Tim James, a candidate for governor of Alabama, in a Rainsville church on Sunday made derogatory comments about a trip he took to Richmond, Virginia regarding peoples’ tattoos and haircuts, calling it a “freak show.”
The comments drew such criticism that the church, Life Chapel, pulled down a video of James’s speech from its Facebook page and posted a lengthy statement on the remarks.
James told congregants on Sunday that during a recent visit to Richmond he was sitting on a bench outside a coffee shop “and I started looking around and I started noticing that everybody around me looked like they were from Mars. They were tattooed from their head to their toe.”
“Some girl came walking by me,” James said. “She was about six, four, plus her heels.
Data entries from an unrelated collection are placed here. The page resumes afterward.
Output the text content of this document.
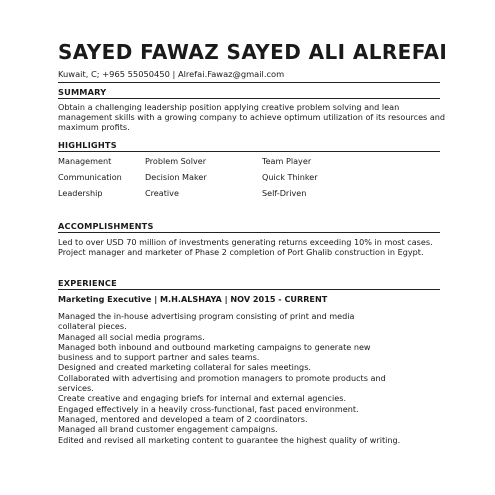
SAYED FAWAZ SAYED ALI ALREFAI
Kuwait, C; +965 55050450 | Alrefai.Fawaz@gmail.com
SUMMARY
Obtain a challenging leadership position applying creative problem solving and lean management skills with a growing company to achieve optimum utilization of its resources and maximum profits.
HIGHLIGHTS
Management	Problem Solver	Team Player
Communication	Decision Maker	Quick Thinker
Leadership	Creative	Self-Driven
ACCOMPLISHMENTS
Led to over USD 70 million of investments generating returns exceeding 10% in most cases.
Project manager and marketer of Phase 2 completion of Port Ghalib construction in Egypt.
EXPERIENCE
Marketing Executive | M.H.ALSHAYA | NOV 2015 - CURRENT
Managed the in-house advertising program consisting of print and media collateral pieces.
Managed all social media programs.
Managed both inbound and outbound marketing campaigns to generate new business and to support partner and sales teams.
Designed and created marketing collateral for sales meetings.
Collaborated with advertising and promotion managers to promote products and services.
Create creative and engaging briefs for internal and external agencies.
Engaged effectively in a heavily cross-functional, fast paced environment.
Managed, mentored and developed a team of 2 coordinators.
Managed all brand customer engagement campaigns.
Edited and revised all marketing content to guarantee the highest quality of writing.
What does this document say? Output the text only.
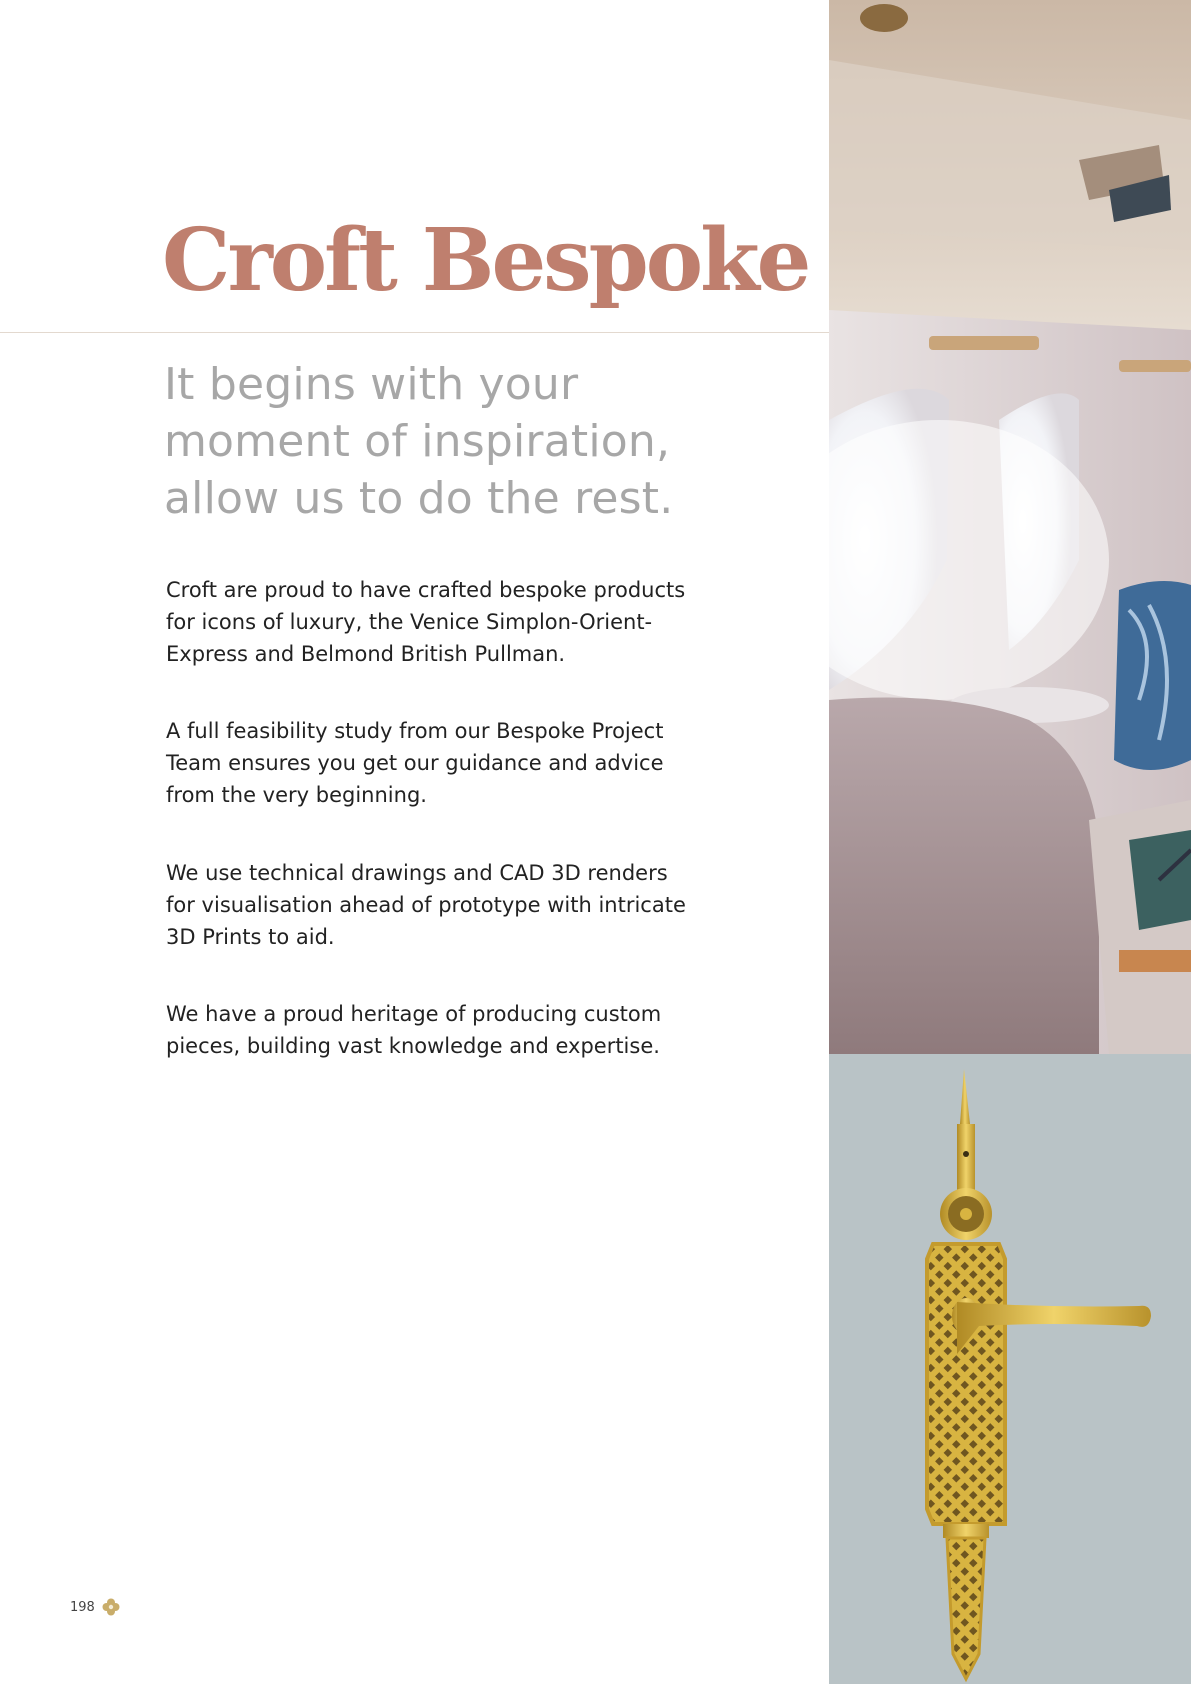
Croft Bespoke
It begins with your
moment of inspiration,
allow us to do the rest.

Croft are proud to have crafted bespoke products
for icons of luxury, the Venice Simplon-Orient-
Express and Belmond British Pullman.

A full feasibility study from our Bespoke Project
Team ensures you get our guidance and advice
from the very beginning.

We use technical drawings and CAD 3D renders
for visualisation ahead of prototype with intricate
3D Prints to aid.

We have a proud heritage of producing custom
pieces, building vast knowledge and expertise.

198
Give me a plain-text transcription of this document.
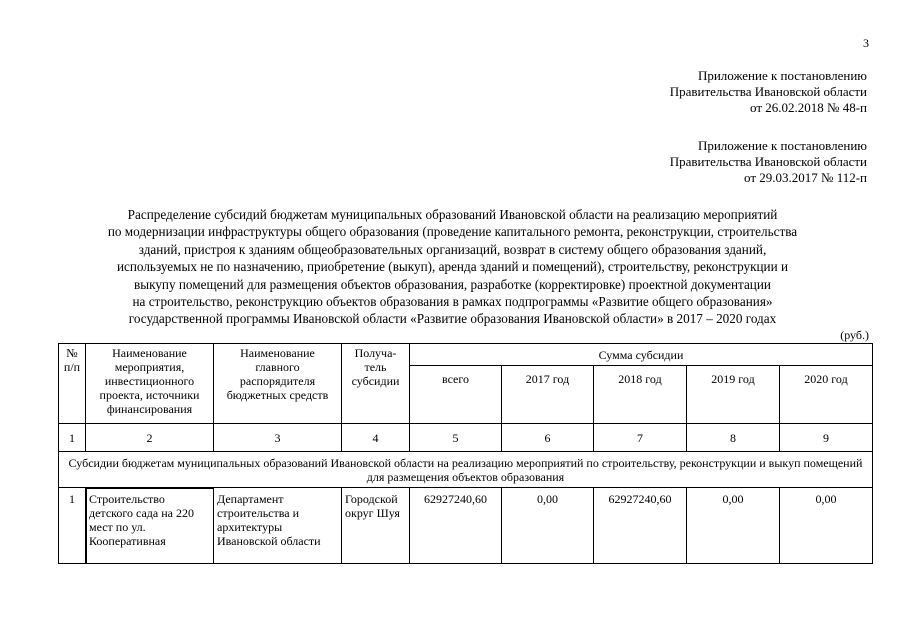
3
Приложение к постановлению
Правительства Ивановской области
от 26.02.2018 № 48-п
Приложение к постановлению
Правительства Ивановской области
от 29.03.2017 № 112-п
Распределение субсидий бюджетам муниципальных образований Ивановской области на реализацию мероприятий
по модернизации инфраструктуры общего образования (проведение капитального ремонта, реконструкции, строительства
зданий, пристроя к зданиям общеобразовательных организаций, возврат в систему общего образования зданий,
используемых не по назначению, приобретение (выкуп), аренда зданий и помещений), строительству, реконструкции и
выкупу помещений для размещения объектов образования, разработке (корректировке) проектной документации
на строительство, реконструкцию объектов образования в рамках подпрограммы «Развитие общего образования»
государственной программы Ивановской области «Развитие образования Ивановской области» в 2017 – 2020 годах
(руб.)
№ п/п	Наименование мероприятия, инвестиционного проекта, источники финансирования	Наименование главного распорядителя бюджетных средств	Получа-тель субсидии	Сумма субсидии				
				всего	2017 год	2018 год	2019 год	2020 год
1	2	3	4	5	6	7	8	9
Субсидии бюджетам муниципальных образований Ивановской области на реализацию мероприятий по строительству, реконструкции и выкуп помещений для размещения объектов образования								
1	Строительство детского сада на 220 мест по ул. Кооперативная	Департамент строительства и архитектуры Ивановской области	Городской округ Шуя	62927240,60	0,00	62927240,60	0,00	0,00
She had this great big ole Mohawk and nothing down each side but a tattoo, and it was a freak show.”
The church in a Facebook post on Sunday said the church took down the video of James’s speech, and that the church’s mission is to bring God to everyone, no matter their nationality, background or appearance. The church didn’t name James in the post, but APR reviewed a portion of the video of his speech at the church on Sunday, and in the video, which was streamed live, Life Church’s logo can be seen at the bottom left corner.
“Our heart is that Life Chapel is a place where everyone feels welcomed. We have many congregants with tattoos, with interesting choices of clothing or things of the like. This statement did not reflect us well. We own up to it. Please forgive us,” the church’s post says in part.
James’s campaign in a statement to APR on Monday said there would be no apology for his comments in the church.
“The church invited Tim to share his heart for the nation. The comment in question was an illustration which considered the time and season we are living in and the Azusa Street Revival in the early 20th century,” the campaign said in the statement. “Anyone with a discerning heart should not be offended but encouraged.”
“We are not going to apologize for anything Tim said in the pulpit of a church,” the statement continues. “The campaign has reached out to the church to retrieve a copy of the sermon, which, if received, will be posted on the campaign Facebook page for all to see.”
James’s comments on people’s choice of haircuts and body art follows his focus recently in ads and speeches leveling criticism of the Magic City Acceptance Academy, an LGBTQ-affirming charter school in Homewood.
After James’s ads attacking the school, in which he describes the school as “exploitation” of children, there have been at least two instances of people showing up at the school to film the students and shouting slurs at them. The school as a result hired additional security.
James in a television ad included photos that show students and staff at the school, which caused alarm among those pictured in the ad.
“They’re angry,” Michael Wilson, principal of the charter school, told news station WIAT. “They’re angry, and they have a right to be. What he’s doing and what others are doing in the way they’re campaigning is pushing voters away instead of bringing them in. It’s absolutely disgusting the angry nature of nearly every candidate’s commercials.”